We calculated these outcomes while running the algorithms at an alert rate of 0.01 (an average of one alert every hundred days). We set this alert rate empirically by applying each algorithm to each baseline without any added outbreak signals, and determining the threshold that would yield an average of one alert per 100 days. Note that in this study we defined an alert rate, rather than a false positive rate (which is 1 – specificity). Calculating a false positive rate (i.e. a specificity) requires assuming that the baseline syndromes did not contain any signals from true outbreaks in the community. This is an unreasonable assumption, given the known yearly influenza epidemics and the probable presence of other unknown outbreaks. By using an alert rate instead of a false positive rate, we allowed for the existence of these signals in our baseline data.
Comparing algorithm performance
For each of the 310 outbreak signals, in each of the four baseline syndromes, we computed the sensitivity (that is, the probability of detecting the signal given the presence of an outbreak) by averaging the detection outcome across all 183 analysis runs. We also computed the median of the earliest day of detection. We used ANOVA to test for significant differences in the algorithms' sensitivities. Separate tests were conducted by baseline and by outbreak distribution, duration, and size. In each stratum of these four grouping variables we tested for significant differences between algorithms in the probability of detection. We also tested for differences within each algorithm across the strata. For all ANOVA comparisons that were significant at the 0.05 level, we compared the performance of all pairs of algorithms by t-test.

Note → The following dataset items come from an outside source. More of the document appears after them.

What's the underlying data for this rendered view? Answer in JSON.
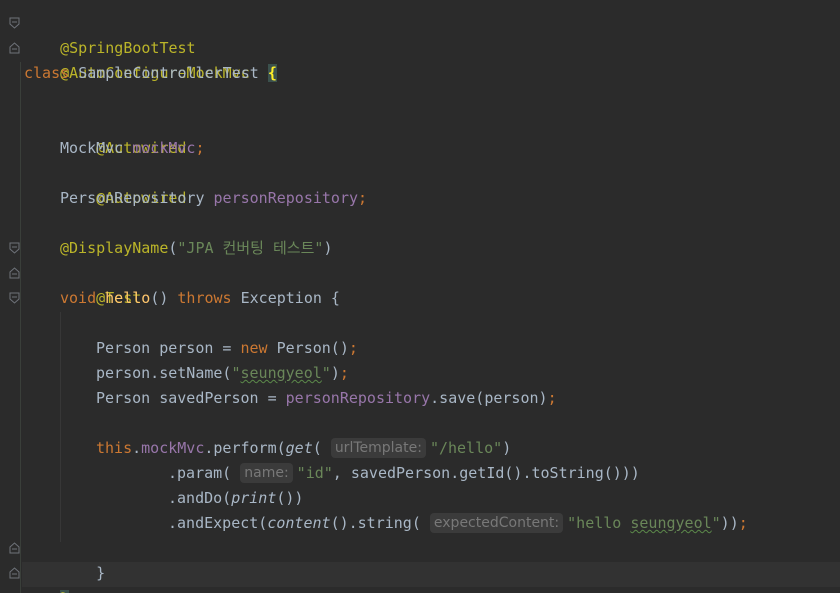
{
  "code": {
    "l1": {
      "annotation": "@SpringBootTest"
    },
    "l2": {
      "annotation": "@AutoConfigureMockMvc"
    },
    "l3": {
      "kw": "class",
      "name": "SampleControllerTest",
      "brace": "{"
    },
    "l5": {
      "annotation": "@Autowired"
    },
    "l6": {
      "type": "MockMvc",
      "field": "mockMvc",
      "semi": ";"
    },
    "l7": {
      "annotation": "@Autowired"
    },
    "l8": {
      "type": "PersonRepository",
      "field": "personRepository",
      "semi": ";"
    },
    "l10": {
      "annotation": "@DisplayName",
      "open": "(",
      "str": "\"JPA 컨버팅 테스트\"",
      "close": ")"
    },
    "l11": {
      "annotation": "@Test"
    },
    "l12": {
      "kw1": "void",
      "method": "hello",
      "paren": "()",
      "kw2": "throws",
      "rest": "Exception {"
    },
    "l14": {
      "pre": "Person person = ",
      "kw": "new",
      "post": " Person()",
      "semi": ";"
    },
    "l15": {
      "pre": "person.setName(",
      "q1": "\"",
      "str": "seungyeol",
      "q2": "\"",
      "post": ")",
      "semi": ";"
    },
    "l16": {
      "pre": "Person savedPerson = ",
      "field": "personRepository",
      "post": ".save(person)",
      "semi": ";"
    },
    "l18": {
      "kw": "this",
      "dot": ".",
      "field": "mockMvc",
      "mid": ".perform(",
      "call": "get",
      "open": "(",
      "hint": "urlTemplate:",
      "str": "\"/hello\"",
      "close": ")"
    },
    "l19": {
      "pre": ".param(",
      "hint": "name:",
      "str": "\"id\"",
      "post": ", savedPerson.getId().toString()))"
    },
    "l20": {
      "pre": ".andDo(",
      "call": "print",
      "post": "())"
    },
    "l21": {
      "pre": ".andExpect(",
      "call": "content",
      "mid": "().string(",
      "hint": "expectedContent:",
      "str1": "\"hello ",
      "str2": "seungyeol",
      "str3": "\"",
      "post": "))",
      "semi": ";"
    },
    "l22": {
      "brace": "}"
    },
    "l23": {
      "brace": "}"
    }
  },
  "colors": {
    "background": "#2b2b2b",
    "keyword": "#cc7832",
    "annotation": "#bbb529",
    "field": "#9876aa",
    "string": "#6a8759",
    "method": "#ffc66d",
    "text": "#a9b7c6"
  },
  "icons": [
    "fold-start-icon",
    "fold-end-icon"
  ]
}
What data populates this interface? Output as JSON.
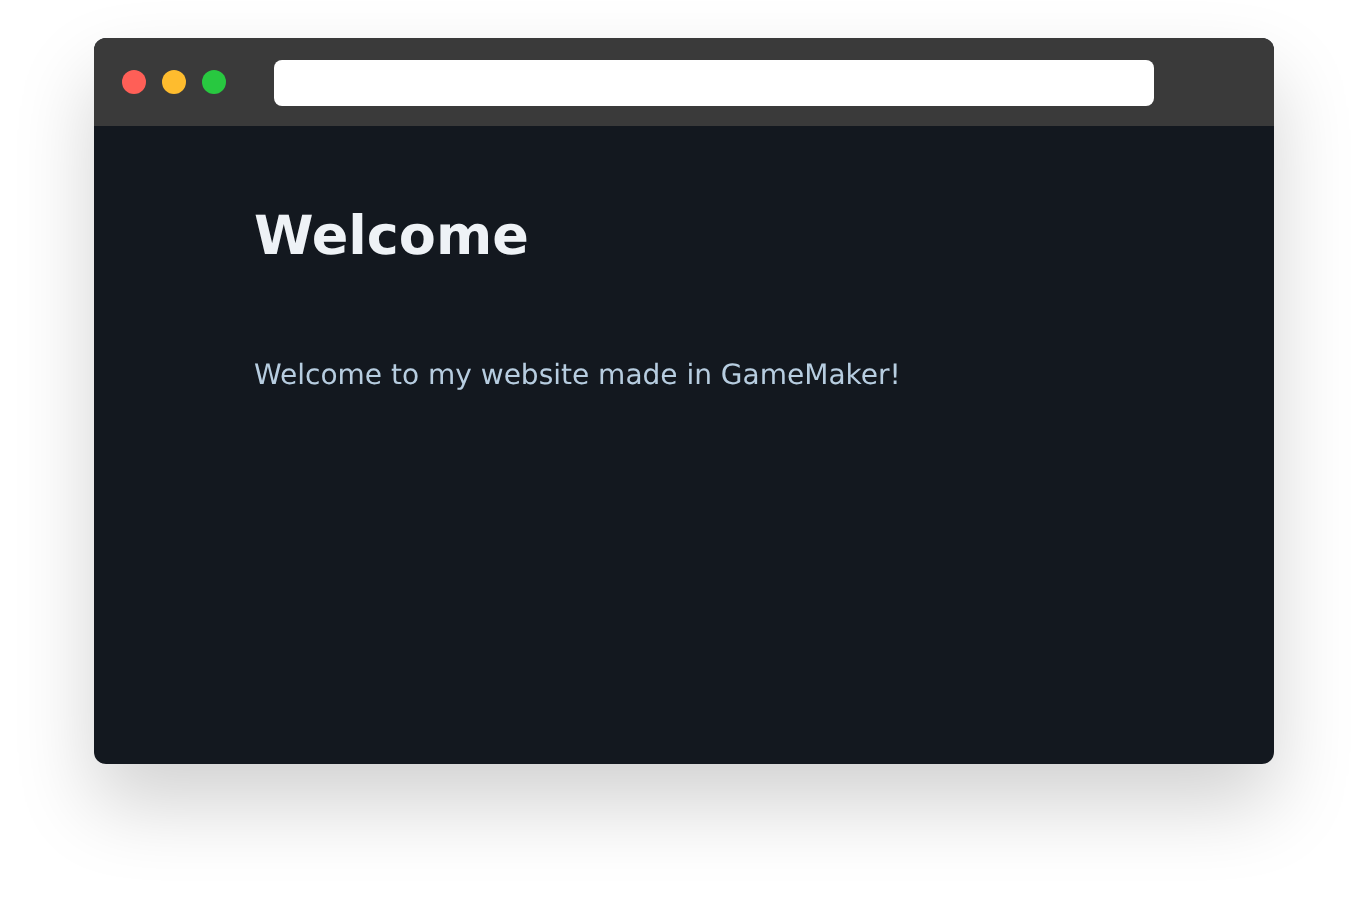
{
  "page": {
    "heading": "Welcome",
    "paragraph": "Welcome to my website made in GameMaker!"
  }
}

We also present a figure showing the performance of one algorithm on each of the 310 simulated outbreak signals, at each of the four baselines. Because of the multiple comparisons problem, we did not test for significant differences between the cells of the figure. However, we present this figure for qualitative comparisons, so that the reader can visualize the effects of baseline and outbreak temporal distribution, size, and duration on relative algorithm performance, over the range of outbreak signals we tested (Figure 2). All simulations and analyses were performed using SAS version 8.2 (SAS Institute Inc., Cary North Carolina).